Attraverso “Seeing Forest”, Zhao adotta strategie fotografiche e documentarie declinate secondo la creazione di nuovi immaginari ecologici e biopolitici. L’artista tenta di riformulare il concetto di urbanizzazione dal punto di vista ontologico, definendo la foresta secondaria come un ambiente contaminato dalla presenza dell’essere umano e allo stesso tempo un ambiente postumano. L’installazione presente nel padiglione – intitolata Trash Stratum (2024) – riunisce questi aspetti secondo un’impostazione formale che ricorda paradossalmente una Wunderkammer come metodo di raccolta e organizzazione. Si presenta come un anti-monumento, costituito dalla sovrapposizione di elementi storici e naturali. Dodici schermi mostrano registrazioni di differenti specie animali e sono disposti all’interno della struttura lignea la cui decostruzione suggerisce un approccio elastico alla conoscenza e alla sua conseguente categorizzazione, un atteggiamento che mette in crisi la tendenza coloniale e antropocentrica volta al controllo e alla conquista. La scultura è composta inoltre da numerosi oggetti di recupero come bottiglie vuote, album e mattoni raccolti dall’artista durante il suo processo di ricerca, grazie ai quali ha conferito alla struttura un’impostazione proteiforme che ricrea il concetto di foresta inteso come stratificazione e deposito di diversi periodi storici e diverse forme di vita, animali e non.
Le foreste secondarie di Singapore sorgono su quelli che Marc Augé con il saggio 1 del 1992 avrebbe definito come nonluoghi, ovvero quei siti che hanno la prerogativa di non essere identitari, relazionali e storici.

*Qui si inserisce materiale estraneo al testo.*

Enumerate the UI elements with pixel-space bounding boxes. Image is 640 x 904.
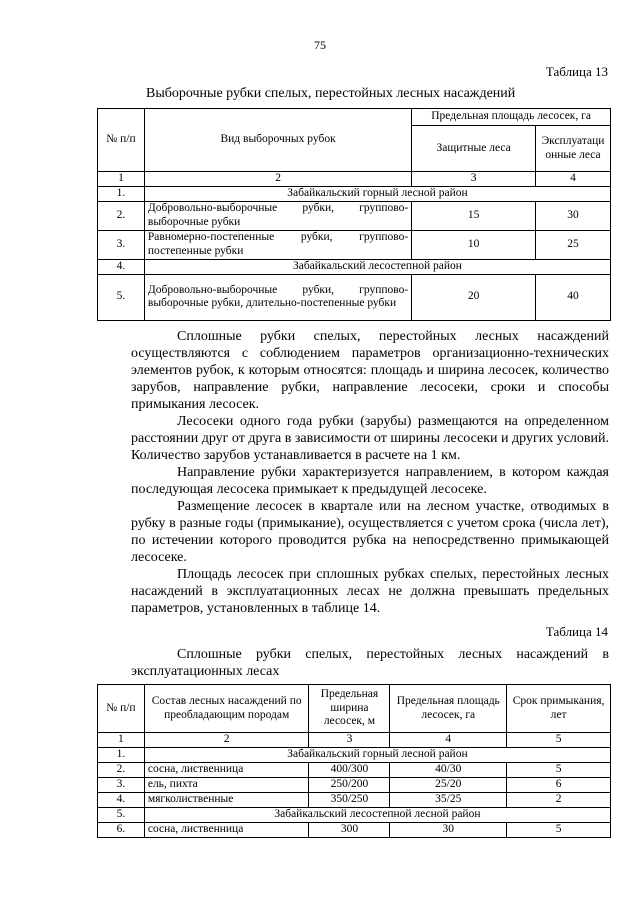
exploit-value: 40 <box>536 274 611 320</box>
body-paragraph: Площадь лесосек при сплошных рубках спелых, перестойных лесных насаждений в эксплуатационных лесах не должна превышать предельных параметров, установленных в таблице 14. <box>131 567 609 616</box>
table14-colnum: 3 <box>309 733 390 748</box>
table13-title: Выборочные рубки спелых, перестойных лесных насаждений <box>146 86 516 101</box>
width-value: 400/300 <box>309 762 390 777</box>
row-num: 3. <box>98 777 145 792</box>
table14-header-num: № п/п <box>98 685 145 733</box>
table14-row <box>98 747 611 762</box>
table14-colnum: 5 <box>507 733 611 748</box>
body-paragraph: Направление рубки характеризуется направлением, в котором каждая последующая лесосека примыкает к предыдущей лесосеке. <box>131 465 609 497</box>
table13-header-exploit: Эксплуатаци онные леса <box>536 126 611 172</box>
area-value: 25/20 <box>390 777 507 792</box>
table14-header-area: Предельная площадь лесосек, га <box>390 685 507 733</box>
row-num: 1. <box>98 747 145 762</box>
table14-colnum-row <box>98 733 611 748</box>
body-text <box>131 328 609 617</box>
table14-title-text: Сплошные рубки спелых, перестойных лесных насаждений в эксплуатационных лесах <box>131 647 609 679</box>
table13-row <box>98 230 611 259</box>
exploit-value: 30 <box>536 201 611 230</box>
table14-colnum: 1 <box>98 733 145 748</box>
table14-colnum: 2 <box>144 733 309 748</box>
table14-label: Таблица 14 <box>545 624 608 639</box>
composition: ель, пихта <box>144 777 309 792</box>
term-value: 2 <box>507 792 611 807</box>
table13-row <box>98 201 611 230</box>
body-paragraph: Размещение лесосек в квартале или на лесном участке, отводимых в рубку в разные годы (примыкание), осуществляется с учетом срока (числа лет), по истечении которого проводится рубка на непосредственно примыкающей лесосеке. <box>131 499 609 565</box>
protective-value: 15 <box>412 201 536 230</box>
composition: сосна, лиственница <box>144 762 309 777</box>
area-value: 35/25 <box>390 792 507 807</box>
table14 <box>97 684 611 838</box>
cutting-kind: Добровольно-выборочные рубки, группово-выборочные рубки <box>144 201 411 230</box>
table14-header-composition: Состав лесных насаждений по преобладающим породам <box>144 685 309 733</box>
table14-header-width: Предельная ширина лесосек, м <box>309 685 390 733</box>
term-value: 5 <box>507 762 611 777</box>
table14-row <box>98 777 611 792</box>
row-num: 6. <box>98 822 145 837</box>
area-value: 40/30 <box>390 762 507 777</box>
row-num: 1. <box>98 186 145 201</box>
section-heading: Забайкальский лесостепной лесной район <box>144 807 610 822</box>
row-num: 2. <box>98 762 145 777</box>
table14-row <box>98 762 611 777</box>
row-num: 4. <box>98 792 145 807</box>
row-num: 3. <box>98 230 145 259</box>
table13-header-num: № п/п <box>98 109 145 172</box>
table13-row <box>98 274 611 320</box>
table14-title <box>131 646 609 680</box>
section-heading: Забайкальский лесостепной район <box>144 259 610 274</box>
protective-value: 20 <box>412 274 536 320</box>
width-value: 300 <box>309 822 390 837</box>
row-num: 5. <box>98 807 145 822</box>
table14-colnum: 4 <box>390 733 507 748</box>
table13-colnum: 4 <box>536 172 611 187</box>
table13-colnum: 3 <box>412 172 536 187</box>
table13-colnum: 1 <box>98 172 145 187</box>
term-value: 5 <box>507 822 611 837</box>
cutting-kind: Добровольно-выборочные рубки, группово-выборочные рубки, длительно-постепенные рубки <box>144 274 411 320</box>
table13-row <box>98 186 611 201</box>
composition: сосна, лиственница <box>144 822 309 837</box>
composition: мягколиственные <box>144 792 309 807</box>
table14-row <box>98 822 611 837</box>
cutting-kind: Равномерно-постепенные рубки, группово-постепенные рубки <box>144 230 411 259</box>
row-num: 2. <box>98 201 145 230</box>
table14-header-term: Срок примыкания, лет <box>507 685 611 733</box>
section-heading: Забайкальский горный лесной район <box>144 186 610 201</box>
table13-colnum-row <box>98 172 611 187</box>
row-num: 4. <box>98 259 145 274</box>
protective-value: 10 <box>412 230 536 259</box>
exploit-value: 25 <box>536 230 611 259</box>
body-paragraph: Сплошные рубки спелых, перестойных лесных насаждений осуществляются с соблюдением параметров организационно-технических элементов рубок, к которым относятся: площадь и ширина лесосек, количество зарубов, направление рубки, направление лесосеки, сроки и способы примыкания лесосек. <box>131 329 609 412</box>
table13 <box>97 108 611 321</box>
body-paragraph: Лесосеки одного года рубки (зарубы) размещаются на определенном расстоянии друг от друга в зависимости от ширины лесосеки и других условий. Количество зарубов устанавливается в расчете на 1 км. <box>131 414 609 463</box>
area-value: 30 <box>390 822 507 837</box>
section-heading: Забайкальский горный лесной район <box>144 747 610 762</box>
table14-row <box>98 807 611 822</box>
table13-row <box>98 259 611 274</box>
width-value: 250/200 <box>309 777 390 792</box>
table13-header-protective: Защитные леса <box>412 126 536 172</box>
table13-colnum: 2 <box>144 172 411 187</box>
table13-header-limit: Предельная площадь лесосек, га <box>412 109 611 126</box>
row-num: 5. <box>98 274 145 320</box>
table13-header-kind: Вид выборочных рубок <box>144 109 411 172</box>
term-value: 6 <box>507 777 611 792</box>
table13-label: Таблица 13 <box>545 64 608 79</box>
table14-row <box>98 792 611 807</box>
page-number: 75 <box>314 38 326 52</box>
width-value: 350/250 <box>309 792 390 807</box>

Zone di transito, soggette allo sfruttamento incondizionato, dove nessuno risiede e che solo la natura ha saputo convertire nuovamente. Quelli presi in oggetto da Zhao sono ambienti biosemiotici, dove elementi naturali e culturali convivono attivamente, profilando una struttura tentacolare in cui l’esistenza di ogni singola soggettività è determinata da un sistema dinamico e complesso di relazioni e interdipendenze.